L'avocate de la direction, Elisabeth Laherre, a affirmé que le plan social n'avait pas de lien avec l'intégration de RFI dans l'AEF. "Le motif, ce sont les difficultés économiques de l'entreprise, que l'Etat a dû renflouer à hauteur de 16,9 millions d'euros", a-t-elle défendu. La direction a également dénoncé le "boycott" par le CE de "toutes les réunions". "Nous ne voulons pas de médiation car le CE pratique une politique délibérée de la chaise vide. Nous sommes prêts à répondre à toutes leurs questions", a déclaré Geneviève Goetzinger, directrice déléguée.

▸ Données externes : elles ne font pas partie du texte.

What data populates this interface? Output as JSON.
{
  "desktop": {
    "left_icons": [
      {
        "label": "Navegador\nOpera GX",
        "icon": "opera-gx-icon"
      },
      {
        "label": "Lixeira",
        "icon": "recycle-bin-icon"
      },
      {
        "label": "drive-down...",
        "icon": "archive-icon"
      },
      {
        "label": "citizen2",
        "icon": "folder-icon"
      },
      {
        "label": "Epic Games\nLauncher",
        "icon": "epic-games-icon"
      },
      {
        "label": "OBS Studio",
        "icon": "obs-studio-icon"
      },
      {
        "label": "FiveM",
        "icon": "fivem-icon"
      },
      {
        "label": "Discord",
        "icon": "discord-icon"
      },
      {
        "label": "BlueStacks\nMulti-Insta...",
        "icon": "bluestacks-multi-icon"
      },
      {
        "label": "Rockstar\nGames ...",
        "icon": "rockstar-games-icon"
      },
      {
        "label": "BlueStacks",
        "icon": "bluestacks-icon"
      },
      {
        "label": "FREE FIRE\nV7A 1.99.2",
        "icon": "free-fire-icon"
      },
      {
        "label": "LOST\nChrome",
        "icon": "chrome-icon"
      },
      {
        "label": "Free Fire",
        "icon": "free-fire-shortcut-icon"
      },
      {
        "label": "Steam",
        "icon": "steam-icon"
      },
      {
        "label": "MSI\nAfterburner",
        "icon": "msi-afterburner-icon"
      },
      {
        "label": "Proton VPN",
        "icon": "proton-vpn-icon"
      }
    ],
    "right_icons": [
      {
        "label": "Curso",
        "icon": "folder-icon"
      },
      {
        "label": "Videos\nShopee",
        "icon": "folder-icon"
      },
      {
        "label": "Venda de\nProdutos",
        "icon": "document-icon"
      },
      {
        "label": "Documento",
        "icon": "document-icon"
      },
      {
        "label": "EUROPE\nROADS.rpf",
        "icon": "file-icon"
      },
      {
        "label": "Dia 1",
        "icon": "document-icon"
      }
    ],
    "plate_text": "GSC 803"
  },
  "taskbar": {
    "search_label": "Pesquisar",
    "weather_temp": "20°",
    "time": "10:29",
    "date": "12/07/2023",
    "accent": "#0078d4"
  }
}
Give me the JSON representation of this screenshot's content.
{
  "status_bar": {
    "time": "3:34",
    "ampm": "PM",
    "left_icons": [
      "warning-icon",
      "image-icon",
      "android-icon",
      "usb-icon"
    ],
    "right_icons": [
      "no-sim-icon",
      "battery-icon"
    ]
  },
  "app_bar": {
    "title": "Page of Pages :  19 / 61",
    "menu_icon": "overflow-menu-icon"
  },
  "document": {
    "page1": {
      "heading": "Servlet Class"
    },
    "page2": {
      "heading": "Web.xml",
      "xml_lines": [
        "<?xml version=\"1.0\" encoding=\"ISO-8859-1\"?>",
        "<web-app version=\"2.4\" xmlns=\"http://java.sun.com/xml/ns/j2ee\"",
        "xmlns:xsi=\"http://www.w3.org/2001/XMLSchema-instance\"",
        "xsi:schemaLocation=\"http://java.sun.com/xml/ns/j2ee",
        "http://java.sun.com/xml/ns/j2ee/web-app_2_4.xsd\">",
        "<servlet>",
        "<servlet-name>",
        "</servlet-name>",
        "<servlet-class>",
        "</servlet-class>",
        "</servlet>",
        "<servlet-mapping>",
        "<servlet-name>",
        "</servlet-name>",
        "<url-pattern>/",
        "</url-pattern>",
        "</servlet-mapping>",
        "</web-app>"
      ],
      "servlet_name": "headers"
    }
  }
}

Une centaine de salariés de la radio ont assisté à l'audience avant d'organiser une manifestation devant le Palais de justice. L'appel à la grève jusqu'à vendredi matin, lancé par quatre syndicats (FO, SNJ, SNJ-CGT et SNRT-CGT) pour permettre aux salariés d'assister à l'audience a entraîné "quelques perturbations à l'antenne", selon la direction qui a recensé 8,7% de grévistes.

Par ailleurs, les syndicats ont regretté l'arrêt, depuis ce jeudi, de la diffusion en ondes moyennes sur l'Ile-de-France des programmes en langues étrangères (espagnol, mandarin, persan, russe...). Cet arrêt est lié aux "changements d'habitudes des consommateurs" qui peuvent écouter ces programmes sur le web, a expliqué la direction.